Air Products and Chemicals, a producer of industrial gases, last week made an unsolicited $5.1 billion offer for competitor Airgas, which is the parent company of Red-d-Arc Welderentals, North America’s largest welder rental company.
The offer, worth about $60 per share, represents a 38-percent premium to Airgas’ Thursday closing share price of $43.53 and an 18-percent premium over its 52-week high of $51. Including debt, the offer is valued at about $7 billion. Airgas has declined several offers from Air Products in recent months. Sources said Air Products is prepared for a hostile bid including a proxy fight if its offer is rejected.
Airgas’ board of directors said it will review the proposal with its financial and legal advisors. Airgas said it received a cash and stock proposal from Air Products in December with an implied value of $62 per share, but determined the proposal undervalued Airgas.
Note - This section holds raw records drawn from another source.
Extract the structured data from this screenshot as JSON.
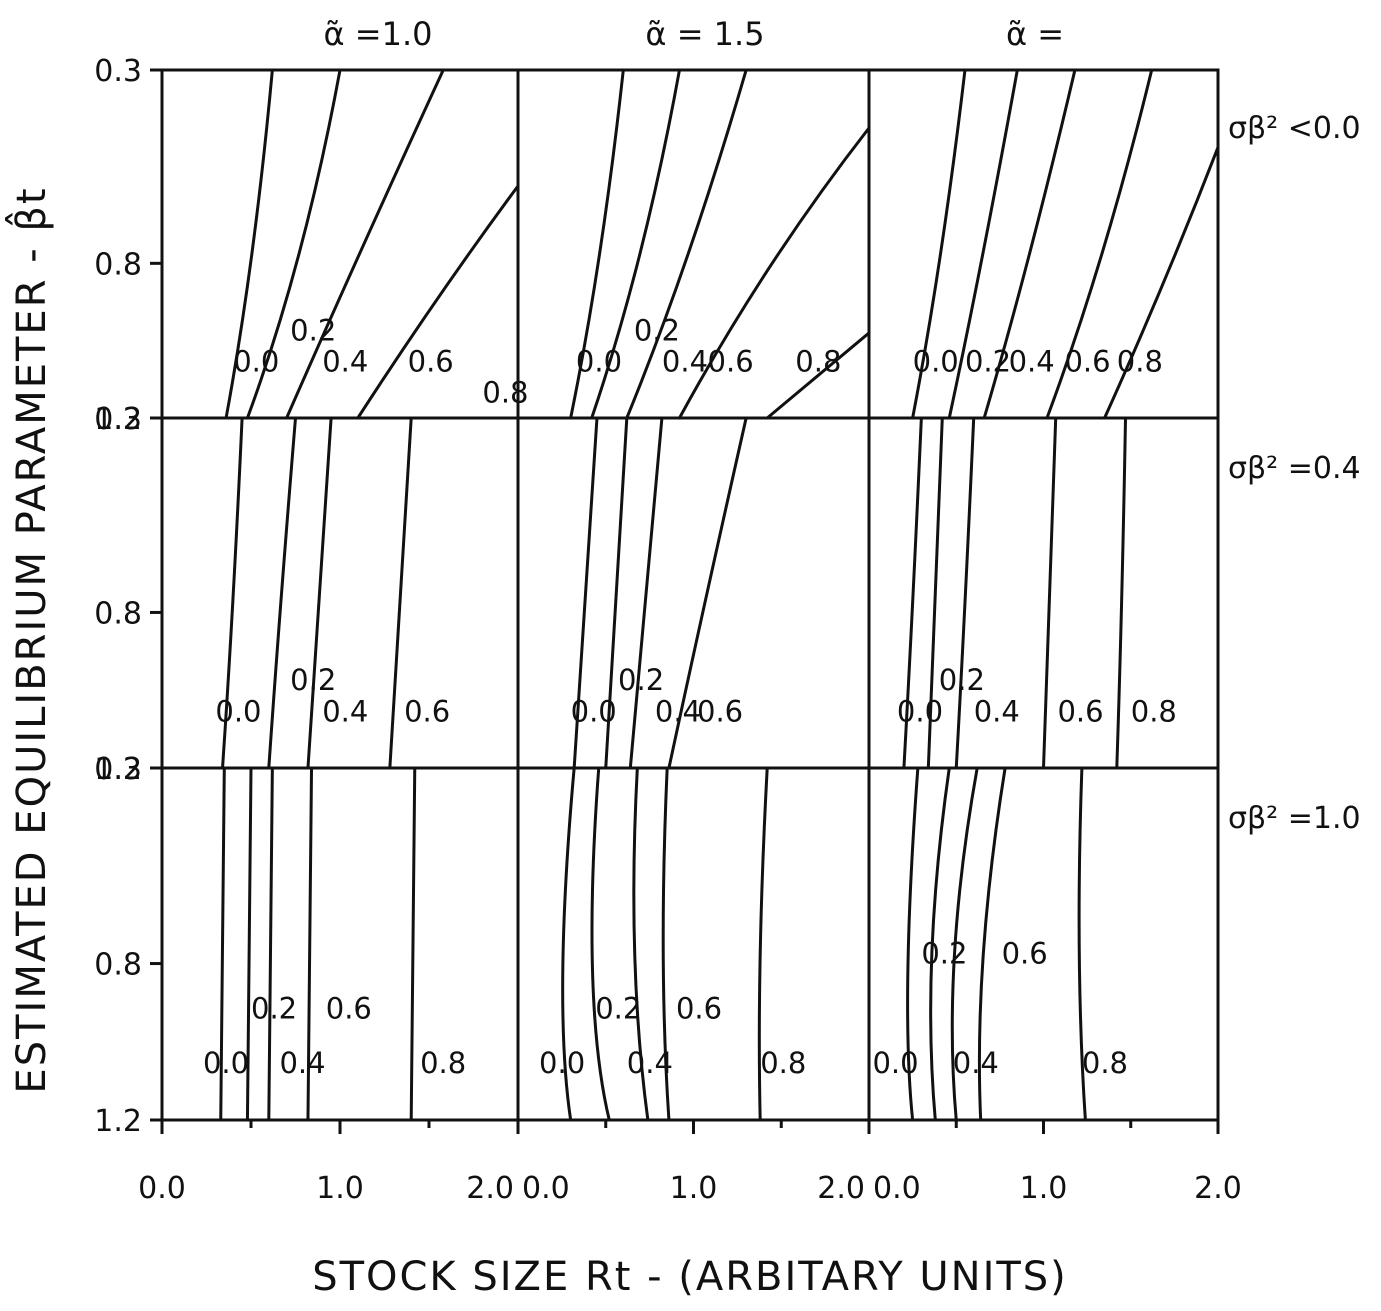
{
  "chart_data": {
    "type": "contour",
    "xlabel": "STOCK SIZE Rt - (ARBITARY UNITS)",
    "ylabel": "ESTIMATED EQUILIBRIUM PARAMETER - β̂t",
    "column_titles": [
      "α̃ =1.0",
      "α̃ = 1.5",
      "α̃ ="
    ],
    "row_titles": [
      "σβ² <0.0",
      "σβ² =0.4",
      "σβ² =1.0"
    ],
    "x_ticks": [
      "0.0",
      "1.0",
      "2.0"
    ],
    "y_ticks": [
      "0.3",
      "0.8",
      "1.2"
    ],
    "xlim": [
      0,
      2
    ],
    "ylim": [
      0.3,
      1.2
    ],
    "y_inverted": true,
    "grid": false,
    "panels": [
      {
        "row": 0,
        "col": 0,
        "contours": [
          {
            "level": "0.0",
            "label_pos": [
              0.4,
              1.08
            ],
            "points": [
              [
                0.36,
                1.2
              ],
              [
                0.52,
                0.8
              ],
              [
                0.62,
                0.3
              ]
            ]
          },
          {
            "level": "0.2",
            "label_pos": [
              0.72,
              1.0
            ],
            "points": [
              [
                0.48,
                1.2
              ],
              [
                0.8,
                0.8
              ],
              [
                1.0,
                0.3
              ]
            ]
          },
          {
            "level": "0.4",
            "label_pos": [
              0.9,
              1.08
            ],
            "points": [
              [
                0.7,
                1.2
              ],
              [
                1.08,
                0.8
              ],
              [
                1.58,
                0.3
              ]
            ]
          },
          {
            "level": "0.6",
            "label_pos": [
              1.38,
              1.08
            ],
            "points": [
              [
                1.1,
                1.2
              ],
              [
                1.55,
                0.88
              ],
              [
                2.0,
                0.6
              ]
            ]
          },
          {
            "level": "0.8",
            "label_pos": [
              1.8,
              1.16
            ],
            "points": []
          }
        ]
      },
      {
        "row": 0,
        "col": 1,
        "contours": [
          {
            "level": "0.0",
            "label_pos": [
              0.33,
              1.08
            ],
            "points": [
              [
                0.3,
                1.2
              ],
              [
                0.48,
                0.8
              ],
              [
                0.6,
                0.3
              ]
            ]
          },
          {
            "level": "0.2",
            "label_pos": [
              0.66,
              1.0
            ],
            "points": [
              [
                0.42,
                1.2
              ],
              [
                0.72,
                0.8
              ],
              [
                0.92,
                0.3
              ]
            ]
          },
          {
            "level": "0.4",
            "label_pos": [
              0.82,
              1.08
            ],
            "points": [
              [
                0.62,
                1.2
              ],
              [
                0.98,
                0.8
              ],
              [
                1.3,
                0.3
              ]
            ]
          },
          {
            "level": "0.6",
            "label_pos": [
              1.08,
              1.08
            ],
            "points": [
              [
                0.92,
                1.2
              ],
              [
                1.4,
                0.8
              ],
              [
                2.0,
                0.45
              ]
            ]
          },
          {
            "level": "0.8",
            "label_pos": [
              1.58,
              1.08
            ],
            "points": [
              [
                1.42,
                1.2
              ],
              [
                2.0,
                0.98
              ]
            ]
          }
        ]
      },
      {
        "row": 0,
        "col": 2,
        "contours": [
          {
            "level": "0.0",
            "label_pos": [
              0.25,
              1.08
            ],
            "points": [
              [
                0.25,
                1.2
              ],
              [
                0.42,
                0.8
              ],
              [
                0.55,
                0.3
              ]
            ]
          },
          {
            "level": "0.2",
            "label_pos": [
              0.55,
              1.08
            ],
            "points": [
              [
                0.46,
                1.2
              ],
              [
                0.65,
                0.8
              ],
              [
                0.85,
                0.3
              ]
            ]
          },
          {
            "level": "0.4",
            "label_pos": [
              0.8,
              1.08
            ],
            "points": [
              [
                0.66,
                1.2
              ],
              [
                0.92,
                0.8
              ],
              [
                1.18,
                0.3
              ]
            ]
          },
          {
            "level": "0.6",
            "label_pos": [
              1.12,
              1.08
            ],
            "points": [
              [
                1.02,
                1.2
              ],
              [
                1.35,
                0.8
              ],
              [
                1.62,
                0.3
              ]
            ]
          },
          {
            "level": "0.8",
            "label_pos": [
              1.42,
              1.08
            ],
            "points": [
              [
                1.35,
                1.2
              ],
              [
                1.7,
                0.85
              ],
              [
                2.0,
                0.5
              ]
            ]
          }
        ]
      },
      {
        "row": 1,
        "col": 0,
        "contours": [
          {
            "level": "0.0",
            "label_pos": [
              0.3,
              1.08
            ],
            "points": [
              [
                0.34,
                1.2
              ],
              [
                0.4,
                0.8
              ],
              [
                0.45,
                0.3
              ]
            ]
          },
          {
            "level": "0.2",
            "label_pos": [
              0.72,
              1.0
            ],
            "points": [
              [
                0.6,
                1.2
              ],
              [
                0.66,
                0.8
              ],
              [
                0.75,
                0.3
              ]
            ]
          },
          {
            "level": "0.4",
            "label_pos": [
              0.9,
              1.08
            ],
            "points": [
              [
                0.82,
                1.2
              ],
              [
                0.88,
                0.8
              ],
              [
                0.95,
                0.3
              ]
            ]
          },
          {
            "level": "0.6",
            "label_pos": [
              1.36,
              1.08
            ],
            "points": [
              [
                1.28,
                1.2
              ],
              [
                1.33,
                0.8
              ],
              [
                1.4,
                0.3
              ]
            ]
          }
        ]
      },
      {
        "row": 1,
        "col": 1,
        "contours": [
          {
            "level": "0.0",
            "label_pos": [
              0.3,
              1.08
            ],
            "points": [
              [
                0.32,
                1.2
              ],
              [
                0.38,
                0.8
              ],
              [
                0.45,
                0.3
              ]
            ]
          },
          {
            "level": "0.2",
            "label_pos": [
              0.57,
              1.0
            ],
            "points": [
              [
                0.5,
                1.2
              ],
              [
                0.55,
                0.8
              ],
              [
                0.62,
                0.3
              ]
            ]
          },
          {
            "level": "0.4",
            "label_pos": [
              0.78,
              1.08
            ],
            "points": [
              [
                0.64,
                1.2
              ],
              [
                0.72,
                0.8
              ],
              [
                0.82,
                0.3
              ]
            ]
          },
          {
            "level": "0.6",
            "label_pos": [
              1.02,
              1.08
            ],
            "points": [
              [
                0.86,
                1.2
              ],
              [
                1.05,
                0.8
              ],
              [
                1.3,
                0.3
              ]
            ]
          }
        ]
      },
      {
        "row": 1,
        "col": 2,
        "contours": [
          {
            "level": "0.0",
            "label_pos": [
              0.16,
              1.08
            ],
            "points": [
              [
                0.2,
                1.2
              ],
              [
                0.25,
                0.8
              ],
              [
                0.3,
                0.3
              ]
            ]
          },
          {
            "level": "0.2",
            "label_pos": [
              0.4,
              1.0
            ],
            "points": [
              [
                0.34,
                1.2
              ],
              [
                0.38,
                0.8
              ],
              [
                0.42,
                0.3
              ]
            ]
          },
          {
            "level": "0.4",
            "label_pos": [
              0.6,
              1.08
            ],
            "points": [
              [
                0.5,
                1.2
              ],
              [
                0.55,
                0.8
              ],
              [
                0.6,
                0.3
              ]
            ]
          },
          {
            "level": "0.6",
            "label_pos": [
              1.08,
              1.08
            ],
            "points": [
              [
                1.0,
                1.2
              ],
              [
                1.03,
                0.8
              ],
              [
                1.07,
                0.3
              ]
            ]
          },
          {
            "level": "0.8",
            "label_pos": [
              1.5,
              1.08
            ],
            "points": [
              [
                1.42,
                1.2
              ],
              [
                1.45,
                0.8
              ],
              [
                1.47,
                0.3
              ]
            ]
          }
        ]
      },
      {
        "row": 2,
        "col": 0,
        "contours": [
          {
            "level": "0.0",
            "label_pos": [
              0.23,
              1.08
            ],
            "points": [
              [
                0.33,
                1.2
              ],
              [
                0.35,
                0.3
              ]
            ]
          },
          {
            "level": "0.2",
            "label_pos": [
              0.5,
              0.94
            ],
            "points": [
              [
                0.48,
                1.2
              ],
              [
                0.5,
                0.3
              ]
            ]
          },
          {
            "level": "0.4",
            "label_pos": [
              0.66,
              1.08
            ],
            "points": [
              [
                0.6,
                1.2
              ],
              [
                0.62,
                0.3
              ]
            ]
          },
          {
            "level": "0.6",
            "label_pos": [
              0.92,
              0.94
            ],
            "points": [
              [
                0.82,
                1.2
              ],
              [
                0.84,
                0.3
              ]
            ]
          },
          {
            "level": "0.8",
            "label_pos": [
              1.45,
              1.08
            ],
            "points": [
              [
                1.4,
                1.2
              ],
              [
                1.42,
                0.3
              ]
            ]
          }
        ]
      },
      {
        "row": 2,
        "col": 1,
        "contours": [
          {
            "level": "0.0",
            "label_pos": [
              0.12,
              1.08
            ],
            "points": [
              [
                0.3,
                1.2
              ],
              [
                0.2,
                0.9
              ],
              [
                0.32,
                0.3
              ]
            ]
          },
          {
            "level": "0.2",
            "label_pos": [
              0.44,
              0.94
            ],
            "points": [
              [
                0.52,
                1.2
              ],
              [
                0.36,
                0.9
              ],
              [
                0.46,
                0.3
              ]
            ]
          },
          {
            "level": "0.4",
            "label_pos": [
              0.62,
              1.08
            ],
            "points": [
              [
                0.74,
                1.2
              ],
              [
                0.62,
                0.8
              ],
              [
                0.68,
                0.3
              ]
            ]
          },
          {
            "level": "0.6",
            "label_pos": [
              0.9,
              0.94
            ],
            "points": [
              [
                0.86,
                1.2
              ],
              [
                0.8,
                0.8
              ],
              [
                0.85,
                0.3
              ]
            ]
          },
          {
            "level": "0.8",
            "label_pos": [
              1.38,
              1.08
            ],
            "points": [
              [
                1.38,
                1.2
              ],
              [
                1.36,
                0.8
              ],
              [
                1.42,
                0.3
              ]
            ]
          }
        ]
      },
      {
        "row": 2,
        "col": 2,
        "contours": [
          {
            "level": "0.0",
            "label_pos": [
              0.02,
              1.08
            ],
            "points": [
              [
                0.25,
                1.2
              ],
              [
                0.18,
                0.9
              ],
              [
                0.28,
                0.3
              ]
            ]
          },
          {
            "level": "0.2",
            "label_pos": [
              0.3,
              0.8
            ],
            "points": [
              [
                0.38,
                1.2
              ],
              [
                0.3,
                0.8
              ],
              [
                0.46,
                0.3
              ]
            ]
          },
          {
            "level": "0.4",
            "label_pos": [
              0.48,
              1.08
            ],
            "points": [
              [
                0.5,
                1.2
              ],
              [
                0.42,
                0.8
              ],
              [
                0.62,
                0.3
              ]
            ]
          },
          {
            "level": "0.6",
            "label_pos": [
              0.76,
              0.8
            ],
            "points": [
              [
                0.64,
                1.2
              ],
              [
                0.6,
                0.8
              ],
              [
                0.78,
                0.3
              ]
            ]
          },
          {
            "level": "0.8",
            "label_pos": [
              1.22,
              1.08
            ],
            "points": [
              [
                1.24,
                1.2
              ],
              [
                1.18,
                0.8
              ],
              [
                1.22,
                0.3
              ]
            ]
          }
        ]
      }
    ]
  }
}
In a letter to Air Products chairman and CEO John McGlade, Airgas chairman and CEO Peter McCausland wrote, “In every cumulative annual period since 2000, measured from the first of each calendar year to Dec. 31, 2009, Airgas’ stock price has consistently outperformed Air Products’ with the exception of 2009 … . Under the terms of Air Products’ proposal, our shareholders would sacrifice real value and opportunity, and exchange a dynamic growth stock for one that has significantly underperformed Airgas stock over an extended period of time.”
Red-d-Arc Welderentals is No. 25 on the RER 100.